XPPen is the middle tier of UGEE, a maker of drawing display and electronic signing hardware and software. The UGEE brand itself is UGEE’s least expensive display followed by XPPen and then the new Xencelabs—a high-end display company that competes directly with Wacom. I have not tested the Xencelabs display, so I can’t say how much better it is than XPPen’s. I can say Xencelabs is much more expensive.
The Artist 22 Plus is not XPPen’s top display (that would be the Artist 24 Pro), but it can hold its own among more “pro” models. Granted, the resolution is a lower HD 1920 x 1080 PPI, but at 21.5″, it isn’t as much a factor as it would be if the screen was a larger 24″. For me, the drawing display sweet spot is 2K. The higher resolution of 2560 x 1440 PPI is great for 24″ displays, but I digress.
Since the Artist 22 Plus is priced lower than the Artist Pro 24 and even XPPen’s 16″ 4K Artist Pro 16TP, some corners were cut. The main drawback to the Artist 22 Plus is the drawing surface—it’s not glass. More expensive drawing displays feature an etched glass surface which is almost scratch-proof. The plastic film of the Artist 22 Plus can wear over time.
The XPPen Artist 22 Plus Drawing Display has no shortcut keys built into the monitor. As a user of only keyboard shortcuts, I see this as a positive. I realize that many artists prefer shortcut keys (not on a keyboard). For them, XP Pen offers an optional keypad, the ACK05 Wireless Shortcut Remote. It can be a valuable timesaver for digital artists—but I’ll never use one.
In years past, no parallax would have been a much bigger deal, but most newer drawing displays now have laminated screens, so the parallax issue is quickly becoming a non-issue.
As comfortable and hi-tech as the X3 Pro Smart Chip Stylus is, the 16K pressure sensitivity is a bit overrated.

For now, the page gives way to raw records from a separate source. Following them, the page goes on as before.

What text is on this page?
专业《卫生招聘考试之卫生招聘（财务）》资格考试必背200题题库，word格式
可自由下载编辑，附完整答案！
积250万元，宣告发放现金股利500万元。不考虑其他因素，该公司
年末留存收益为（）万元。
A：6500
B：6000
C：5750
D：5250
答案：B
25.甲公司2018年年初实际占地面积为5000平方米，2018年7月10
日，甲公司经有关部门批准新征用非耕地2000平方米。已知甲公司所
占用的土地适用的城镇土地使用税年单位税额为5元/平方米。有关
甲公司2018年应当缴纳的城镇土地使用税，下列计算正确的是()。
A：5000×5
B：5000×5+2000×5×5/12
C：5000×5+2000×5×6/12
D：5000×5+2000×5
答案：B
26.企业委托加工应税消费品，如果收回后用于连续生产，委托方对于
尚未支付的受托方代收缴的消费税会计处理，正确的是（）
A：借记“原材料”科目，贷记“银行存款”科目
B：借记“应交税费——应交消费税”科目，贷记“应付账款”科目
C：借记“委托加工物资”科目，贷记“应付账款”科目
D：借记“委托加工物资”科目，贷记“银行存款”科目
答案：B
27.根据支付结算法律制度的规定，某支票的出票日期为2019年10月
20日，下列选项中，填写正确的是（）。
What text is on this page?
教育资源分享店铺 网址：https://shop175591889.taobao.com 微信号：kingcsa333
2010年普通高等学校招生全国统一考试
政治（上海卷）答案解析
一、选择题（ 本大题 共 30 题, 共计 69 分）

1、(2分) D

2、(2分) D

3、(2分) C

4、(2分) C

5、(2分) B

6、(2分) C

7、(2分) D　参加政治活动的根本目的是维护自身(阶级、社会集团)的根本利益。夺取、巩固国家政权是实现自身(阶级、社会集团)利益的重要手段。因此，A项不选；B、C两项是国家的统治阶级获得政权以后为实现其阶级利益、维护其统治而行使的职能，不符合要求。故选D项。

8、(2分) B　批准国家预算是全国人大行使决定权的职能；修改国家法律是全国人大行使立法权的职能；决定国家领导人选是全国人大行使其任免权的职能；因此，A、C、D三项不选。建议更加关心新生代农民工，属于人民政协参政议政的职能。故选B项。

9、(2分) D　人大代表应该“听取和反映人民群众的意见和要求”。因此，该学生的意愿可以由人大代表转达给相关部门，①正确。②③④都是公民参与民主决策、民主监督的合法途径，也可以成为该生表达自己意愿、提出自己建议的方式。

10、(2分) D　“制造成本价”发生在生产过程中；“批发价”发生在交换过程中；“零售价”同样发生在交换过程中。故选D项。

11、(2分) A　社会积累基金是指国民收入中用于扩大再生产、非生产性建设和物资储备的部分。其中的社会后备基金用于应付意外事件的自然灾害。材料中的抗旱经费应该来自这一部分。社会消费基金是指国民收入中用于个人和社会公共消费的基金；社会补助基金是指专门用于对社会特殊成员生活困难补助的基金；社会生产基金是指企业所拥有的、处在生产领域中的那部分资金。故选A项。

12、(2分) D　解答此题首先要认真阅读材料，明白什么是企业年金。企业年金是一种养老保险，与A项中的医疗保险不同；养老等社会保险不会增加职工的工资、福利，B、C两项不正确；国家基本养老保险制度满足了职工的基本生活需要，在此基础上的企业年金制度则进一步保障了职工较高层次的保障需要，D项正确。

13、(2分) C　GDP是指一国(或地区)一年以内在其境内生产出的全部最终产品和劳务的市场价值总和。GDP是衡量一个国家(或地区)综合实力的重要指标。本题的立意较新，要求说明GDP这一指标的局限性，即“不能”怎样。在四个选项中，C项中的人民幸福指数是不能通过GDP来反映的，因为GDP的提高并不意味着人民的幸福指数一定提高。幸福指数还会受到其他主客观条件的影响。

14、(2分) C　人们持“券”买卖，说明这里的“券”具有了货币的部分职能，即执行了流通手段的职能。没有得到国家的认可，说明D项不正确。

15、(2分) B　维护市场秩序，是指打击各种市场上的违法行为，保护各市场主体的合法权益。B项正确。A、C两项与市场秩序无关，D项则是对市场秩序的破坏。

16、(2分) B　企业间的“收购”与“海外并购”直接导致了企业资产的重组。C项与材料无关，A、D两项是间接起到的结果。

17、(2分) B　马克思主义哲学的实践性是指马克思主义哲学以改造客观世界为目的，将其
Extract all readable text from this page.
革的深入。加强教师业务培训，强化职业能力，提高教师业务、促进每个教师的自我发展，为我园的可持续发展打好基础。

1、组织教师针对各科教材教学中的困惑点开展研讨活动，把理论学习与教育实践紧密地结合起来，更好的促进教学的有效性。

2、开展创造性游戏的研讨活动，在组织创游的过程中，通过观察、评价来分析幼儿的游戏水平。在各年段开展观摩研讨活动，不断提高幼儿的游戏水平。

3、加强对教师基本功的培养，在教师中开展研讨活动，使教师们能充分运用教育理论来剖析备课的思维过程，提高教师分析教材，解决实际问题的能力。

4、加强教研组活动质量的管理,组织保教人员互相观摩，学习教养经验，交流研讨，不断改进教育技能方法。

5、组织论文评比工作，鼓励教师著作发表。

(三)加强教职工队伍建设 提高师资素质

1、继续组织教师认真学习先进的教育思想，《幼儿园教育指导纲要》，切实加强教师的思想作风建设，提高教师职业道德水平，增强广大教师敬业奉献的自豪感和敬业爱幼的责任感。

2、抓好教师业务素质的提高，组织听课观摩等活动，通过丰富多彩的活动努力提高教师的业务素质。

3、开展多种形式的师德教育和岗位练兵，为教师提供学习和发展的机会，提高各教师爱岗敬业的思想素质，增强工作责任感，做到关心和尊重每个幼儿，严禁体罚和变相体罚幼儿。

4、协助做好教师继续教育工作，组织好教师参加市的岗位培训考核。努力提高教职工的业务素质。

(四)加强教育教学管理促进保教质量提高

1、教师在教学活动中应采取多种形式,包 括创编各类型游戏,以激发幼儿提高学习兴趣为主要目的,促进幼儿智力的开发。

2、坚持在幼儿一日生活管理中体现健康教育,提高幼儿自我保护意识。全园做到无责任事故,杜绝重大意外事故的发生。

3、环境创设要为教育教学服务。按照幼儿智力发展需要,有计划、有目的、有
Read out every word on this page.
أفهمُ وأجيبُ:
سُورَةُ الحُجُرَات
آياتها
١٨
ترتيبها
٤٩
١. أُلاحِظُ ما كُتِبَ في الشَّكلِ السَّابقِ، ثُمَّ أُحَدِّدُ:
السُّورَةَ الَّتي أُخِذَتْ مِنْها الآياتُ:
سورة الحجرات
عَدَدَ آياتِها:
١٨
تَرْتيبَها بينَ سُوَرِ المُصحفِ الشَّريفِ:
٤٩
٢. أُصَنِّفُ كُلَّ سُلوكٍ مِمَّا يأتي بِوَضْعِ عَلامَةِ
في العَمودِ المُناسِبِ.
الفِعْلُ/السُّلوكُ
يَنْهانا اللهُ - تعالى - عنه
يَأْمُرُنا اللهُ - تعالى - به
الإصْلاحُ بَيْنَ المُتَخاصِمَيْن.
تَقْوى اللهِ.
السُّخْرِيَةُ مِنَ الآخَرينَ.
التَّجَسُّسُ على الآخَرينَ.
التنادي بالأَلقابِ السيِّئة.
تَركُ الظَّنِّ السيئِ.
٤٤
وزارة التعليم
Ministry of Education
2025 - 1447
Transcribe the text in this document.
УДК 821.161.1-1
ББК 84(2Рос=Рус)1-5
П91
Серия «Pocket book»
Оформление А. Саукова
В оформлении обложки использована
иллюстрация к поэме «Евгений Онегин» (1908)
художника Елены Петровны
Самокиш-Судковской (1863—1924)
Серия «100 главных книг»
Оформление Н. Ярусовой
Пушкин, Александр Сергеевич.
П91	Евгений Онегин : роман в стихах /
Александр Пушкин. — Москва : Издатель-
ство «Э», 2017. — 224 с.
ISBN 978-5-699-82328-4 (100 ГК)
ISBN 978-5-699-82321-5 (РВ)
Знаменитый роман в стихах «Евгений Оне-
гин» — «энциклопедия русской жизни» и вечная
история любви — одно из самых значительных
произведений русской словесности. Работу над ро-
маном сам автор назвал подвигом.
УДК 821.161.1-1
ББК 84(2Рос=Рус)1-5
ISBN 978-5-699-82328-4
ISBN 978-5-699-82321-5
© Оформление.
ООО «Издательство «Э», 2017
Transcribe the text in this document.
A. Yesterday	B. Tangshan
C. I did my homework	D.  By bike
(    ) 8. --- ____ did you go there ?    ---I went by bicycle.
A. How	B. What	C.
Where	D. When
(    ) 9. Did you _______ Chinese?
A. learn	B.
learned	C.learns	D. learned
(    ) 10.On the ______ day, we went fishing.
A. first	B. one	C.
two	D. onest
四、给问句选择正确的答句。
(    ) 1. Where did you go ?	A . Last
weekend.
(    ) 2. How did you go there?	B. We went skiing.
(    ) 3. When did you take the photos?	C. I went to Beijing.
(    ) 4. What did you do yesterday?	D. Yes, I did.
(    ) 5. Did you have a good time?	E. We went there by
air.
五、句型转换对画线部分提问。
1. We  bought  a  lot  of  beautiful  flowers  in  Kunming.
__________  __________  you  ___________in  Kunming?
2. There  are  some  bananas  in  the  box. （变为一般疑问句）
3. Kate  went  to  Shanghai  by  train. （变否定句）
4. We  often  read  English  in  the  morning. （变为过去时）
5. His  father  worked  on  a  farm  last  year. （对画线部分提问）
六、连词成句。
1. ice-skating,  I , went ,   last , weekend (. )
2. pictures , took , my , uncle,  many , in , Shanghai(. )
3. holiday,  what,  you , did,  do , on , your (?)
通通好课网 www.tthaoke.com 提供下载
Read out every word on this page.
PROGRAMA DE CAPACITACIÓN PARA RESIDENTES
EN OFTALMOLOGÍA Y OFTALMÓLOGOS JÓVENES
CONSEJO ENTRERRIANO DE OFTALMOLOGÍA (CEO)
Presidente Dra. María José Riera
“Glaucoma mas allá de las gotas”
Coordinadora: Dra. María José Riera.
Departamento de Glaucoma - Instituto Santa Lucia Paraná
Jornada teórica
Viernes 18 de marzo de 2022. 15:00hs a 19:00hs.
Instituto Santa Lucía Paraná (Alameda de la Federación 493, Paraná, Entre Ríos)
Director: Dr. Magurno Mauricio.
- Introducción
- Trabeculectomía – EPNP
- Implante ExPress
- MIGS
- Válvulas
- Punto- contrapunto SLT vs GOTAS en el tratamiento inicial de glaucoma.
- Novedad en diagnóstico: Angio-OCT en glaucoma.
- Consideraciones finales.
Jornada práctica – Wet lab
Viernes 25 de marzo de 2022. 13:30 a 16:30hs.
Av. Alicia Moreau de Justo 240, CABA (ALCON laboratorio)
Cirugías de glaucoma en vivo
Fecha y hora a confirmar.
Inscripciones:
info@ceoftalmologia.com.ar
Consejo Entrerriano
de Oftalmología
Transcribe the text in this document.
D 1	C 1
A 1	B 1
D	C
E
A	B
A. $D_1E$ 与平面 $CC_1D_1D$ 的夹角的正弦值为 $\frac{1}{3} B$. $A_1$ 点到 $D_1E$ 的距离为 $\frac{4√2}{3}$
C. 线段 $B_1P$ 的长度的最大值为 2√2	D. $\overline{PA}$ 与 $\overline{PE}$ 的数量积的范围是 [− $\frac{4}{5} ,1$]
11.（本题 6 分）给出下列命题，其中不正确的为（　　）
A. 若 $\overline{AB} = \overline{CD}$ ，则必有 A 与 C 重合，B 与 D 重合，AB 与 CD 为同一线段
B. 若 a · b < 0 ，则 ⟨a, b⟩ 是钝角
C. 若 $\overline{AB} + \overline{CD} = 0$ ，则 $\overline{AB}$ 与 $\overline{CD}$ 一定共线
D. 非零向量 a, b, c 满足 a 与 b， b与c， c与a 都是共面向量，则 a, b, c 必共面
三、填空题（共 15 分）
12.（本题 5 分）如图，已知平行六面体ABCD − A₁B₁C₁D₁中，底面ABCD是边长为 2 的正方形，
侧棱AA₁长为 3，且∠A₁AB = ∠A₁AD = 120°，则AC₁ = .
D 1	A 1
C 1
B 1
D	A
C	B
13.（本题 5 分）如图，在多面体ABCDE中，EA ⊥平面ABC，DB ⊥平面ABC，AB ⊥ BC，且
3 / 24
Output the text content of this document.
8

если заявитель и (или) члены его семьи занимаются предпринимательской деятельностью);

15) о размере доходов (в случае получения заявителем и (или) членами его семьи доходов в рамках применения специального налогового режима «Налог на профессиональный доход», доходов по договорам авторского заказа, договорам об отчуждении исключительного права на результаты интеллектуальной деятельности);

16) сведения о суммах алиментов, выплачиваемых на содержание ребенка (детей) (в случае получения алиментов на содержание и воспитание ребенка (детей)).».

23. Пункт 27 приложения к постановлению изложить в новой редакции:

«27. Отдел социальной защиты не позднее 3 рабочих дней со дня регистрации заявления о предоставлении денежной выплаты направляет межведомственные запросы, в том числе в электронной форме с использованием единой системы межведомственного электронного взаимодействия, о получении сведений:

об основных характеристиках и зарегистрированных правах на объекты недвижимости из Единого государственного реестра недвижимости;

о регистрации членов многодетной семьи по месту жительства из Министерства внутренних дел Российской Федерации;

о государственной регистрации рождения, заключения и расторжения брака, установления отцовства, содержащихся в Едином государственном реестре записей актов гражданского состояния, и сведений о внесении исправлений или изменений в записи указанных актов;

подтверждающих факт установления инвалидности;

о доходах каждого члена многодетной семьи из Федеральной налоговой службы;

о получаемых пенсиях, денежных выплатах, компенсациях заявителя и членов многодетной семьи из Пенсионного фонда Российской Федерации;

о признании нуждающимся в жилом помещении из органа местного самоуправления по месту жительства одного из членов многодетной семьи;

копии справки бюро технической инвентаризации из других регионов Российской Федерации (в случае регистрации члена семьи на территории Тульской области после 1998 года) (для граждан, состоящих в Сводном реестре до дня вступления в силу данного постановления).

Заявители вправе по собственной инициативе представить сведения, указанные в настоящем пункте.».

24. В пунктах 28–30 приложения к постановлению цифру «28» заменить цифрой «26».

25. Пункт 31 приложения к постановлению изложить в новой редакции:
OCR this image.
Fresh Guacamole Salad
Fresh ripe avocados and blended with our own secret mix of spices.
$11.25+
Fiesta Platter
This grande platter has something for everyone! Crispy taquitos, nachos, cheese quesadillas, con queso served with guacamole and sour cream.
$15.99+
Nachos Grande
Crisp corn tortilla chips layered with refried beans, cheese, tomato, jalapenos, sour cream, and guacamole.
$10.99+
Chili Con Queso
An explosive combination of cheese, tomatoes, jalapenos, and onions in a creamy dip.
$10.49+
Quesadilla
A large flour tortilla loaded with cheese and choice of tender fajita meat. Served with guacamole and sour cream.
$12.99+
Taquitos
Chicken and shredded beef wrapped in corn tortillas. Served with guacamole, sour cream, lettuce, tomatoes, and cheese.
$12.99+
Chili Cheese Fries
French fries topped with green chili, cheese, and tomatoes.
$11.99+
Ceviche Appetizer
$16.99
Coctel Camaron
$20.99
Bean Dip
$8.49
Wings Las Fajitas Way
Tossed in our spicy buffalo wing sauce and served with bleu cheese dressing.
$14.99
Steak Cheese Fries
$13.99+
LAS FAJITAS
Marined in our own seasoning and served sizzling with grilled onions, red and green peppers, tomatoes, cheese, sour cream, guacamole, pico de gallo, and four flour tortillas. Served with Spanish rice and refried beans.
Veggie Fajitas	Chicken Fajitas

Yes, it’s great and the pressure levels are appreciated, but I honestly cannot tell the difference between the previous 8K levels and the newer 16K. Both are excellent. I wouldn’t upgrade a drawing display based solely on a new and improved stylus. There are more compelling reasons to choose or upgrade a drawing display, such as screen size, lamination (parallax), color accuracy, and such.
Note that the back of the Artist 22 has a cover to help organize and hide the wiring connections. Unfortunately, the power cable has a cylinder bulge (accumulator?) that blocks the cover from being snapped into place. It’s a minor issue, but makes the cover useless.
What I like
- Well made
- Color accuracy
- It makes a great main monitor
- New stylus (if a bit overrated)
What I’d change
- No etched glass screen
I may have nit-picky issues with the XPPen Artist 22 Plus Drawing Display, but as I said, it’s just a really good all-around monitor and drawing display! I could easily live with this and use it every day in my work. Sure, the resolution could be better but the 21.5″ size makes it more than adequate for my tasks. It’s competitively priced, made well, and looks great. For the budget-minded digital artist, the Artist 22 Plus could be a no-brainer.